Okay? Well, a few seconds ago, snuggled against him, she’d been better than okay. She’d been great! But now he’d gone and called her chamaca—which Rosa said was slang for “little girl”—driving home for the bazillionth time that he viewed her less in terms of a willing bed partner and more in terms of a pesky kid sister. So now it was safe to say she was pretty far from okay.

“I’m fine,” she lied, bending to grab her dropped belongings, slapping her hand down on the sheaf of enrollment papers when they caught the wind and threatened to blow into the street. “Thanks for that save, by the way. A bad case of road rash would have seriously put a damper on my day.”

“Not a problem.” He squatted next to her, helping her stack her books. She couldn’t help but notice how tan his hands were compared to hers. Just imagine how we might look together naked, his warm brown skin contrasting against my paleness? Her knees weakened at the thought. And gah again! “Especially considering I was the one who startled you into tripping.”

“No.

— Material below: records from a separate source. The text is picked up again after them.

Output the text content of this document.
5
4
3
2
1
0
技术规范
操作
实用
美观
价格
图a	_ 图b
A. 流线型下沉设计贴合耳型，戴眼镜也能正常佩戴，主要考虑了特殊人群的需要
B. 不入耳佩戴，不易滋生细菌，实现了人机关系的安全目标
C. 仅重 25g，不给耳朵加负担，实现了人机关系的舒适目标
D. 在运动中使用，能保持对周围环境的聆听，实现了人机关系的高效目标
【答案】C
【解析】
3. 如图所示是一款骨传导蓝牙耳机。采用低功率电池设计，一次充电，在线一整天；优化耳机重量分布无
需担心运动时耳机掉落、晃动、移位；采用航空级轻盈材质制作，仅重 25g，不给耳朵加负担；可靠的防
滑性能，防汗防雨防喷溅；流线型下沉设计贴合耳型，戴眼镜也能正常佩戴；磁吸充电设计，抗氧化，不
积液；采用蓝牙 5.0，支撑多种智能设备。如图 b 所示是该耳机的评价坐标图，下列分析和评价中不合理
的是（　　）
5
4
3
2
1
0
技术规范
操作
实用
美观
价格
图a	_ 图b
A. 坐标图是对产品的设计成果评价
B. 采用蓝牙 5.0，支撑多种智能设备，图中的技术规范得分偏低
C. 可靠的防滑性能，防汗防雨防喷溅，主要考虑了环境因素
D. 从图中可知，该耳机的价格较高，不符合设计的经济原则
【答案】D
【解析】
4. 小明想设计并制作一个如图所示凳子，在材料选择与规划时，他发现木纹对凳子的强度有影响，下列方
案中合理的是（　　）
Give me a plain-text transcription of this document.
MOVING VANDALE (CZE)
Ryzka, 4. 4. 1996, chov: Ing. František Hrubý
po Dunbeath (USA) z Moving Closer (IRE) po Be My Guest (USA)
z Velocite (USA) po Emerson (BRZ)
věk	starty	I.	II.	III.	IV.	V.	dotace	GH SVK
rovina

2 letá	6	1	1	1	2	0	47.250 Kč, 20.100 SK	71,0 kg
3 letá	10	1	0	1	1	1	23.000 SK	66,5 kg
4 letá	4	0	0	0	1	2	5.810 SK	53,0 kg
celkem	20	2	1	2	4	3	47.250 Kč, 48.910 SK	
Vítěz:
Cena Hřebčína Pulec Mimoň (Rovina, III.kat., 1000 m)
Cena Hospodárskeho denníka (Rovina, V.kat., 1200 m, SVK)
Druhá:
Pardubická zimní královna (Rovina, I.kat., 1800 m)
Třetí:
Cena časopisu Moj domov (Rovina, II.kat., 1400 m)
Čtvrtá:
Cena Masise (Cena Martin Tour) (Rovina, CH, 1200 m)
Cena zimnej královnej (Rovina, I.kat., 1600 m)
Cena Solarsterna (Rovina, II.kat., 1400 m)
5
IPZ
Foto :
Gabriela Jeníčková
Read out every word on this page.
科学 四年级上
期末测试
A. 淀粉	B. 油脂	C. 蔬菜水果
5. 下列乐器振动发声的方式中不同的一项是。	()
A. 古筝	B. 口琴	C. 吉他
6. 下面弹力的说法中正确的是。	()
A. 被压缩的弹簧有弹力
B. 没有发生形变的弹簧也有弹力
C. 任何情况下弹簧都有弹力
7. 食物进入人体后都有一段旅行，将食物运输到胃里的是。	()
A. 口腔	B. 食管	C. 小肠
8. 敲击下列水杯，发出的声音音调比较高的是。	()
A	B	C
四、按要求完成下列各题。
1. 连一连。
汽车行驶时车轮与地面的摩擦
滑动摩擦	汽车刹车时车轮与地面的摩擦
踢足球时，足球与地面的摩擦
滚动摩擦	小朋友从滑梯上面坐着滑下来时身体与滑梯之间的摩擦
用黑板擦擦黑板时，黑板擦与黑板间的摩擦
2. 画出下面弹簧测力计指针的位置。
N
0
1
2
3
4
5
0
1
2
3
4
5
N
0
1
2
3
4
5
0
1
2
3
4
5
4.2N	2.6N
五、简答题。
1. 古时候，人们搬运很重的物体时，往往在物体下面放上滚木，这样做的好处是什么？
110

That wasn’t your fault. I’m just clumsy,” she assured him, leaving off whenever you’re around from the end of the sentence.

“Hmm. Are you sure it’s not all that sangria you guzzled last night at the drama club’s little fiesta? Hangovers can be a bitch.”

“You were there?” She found that hard to believe. Not only had it been mostly underclassmen at the party, but it also seemed impossible she could have missed him. When Carlos Soto entered a room—or, in the case of last night’s party, an abandoned warehouse—everyone knew. He just had a way, a…presence about him that seemed to command attention.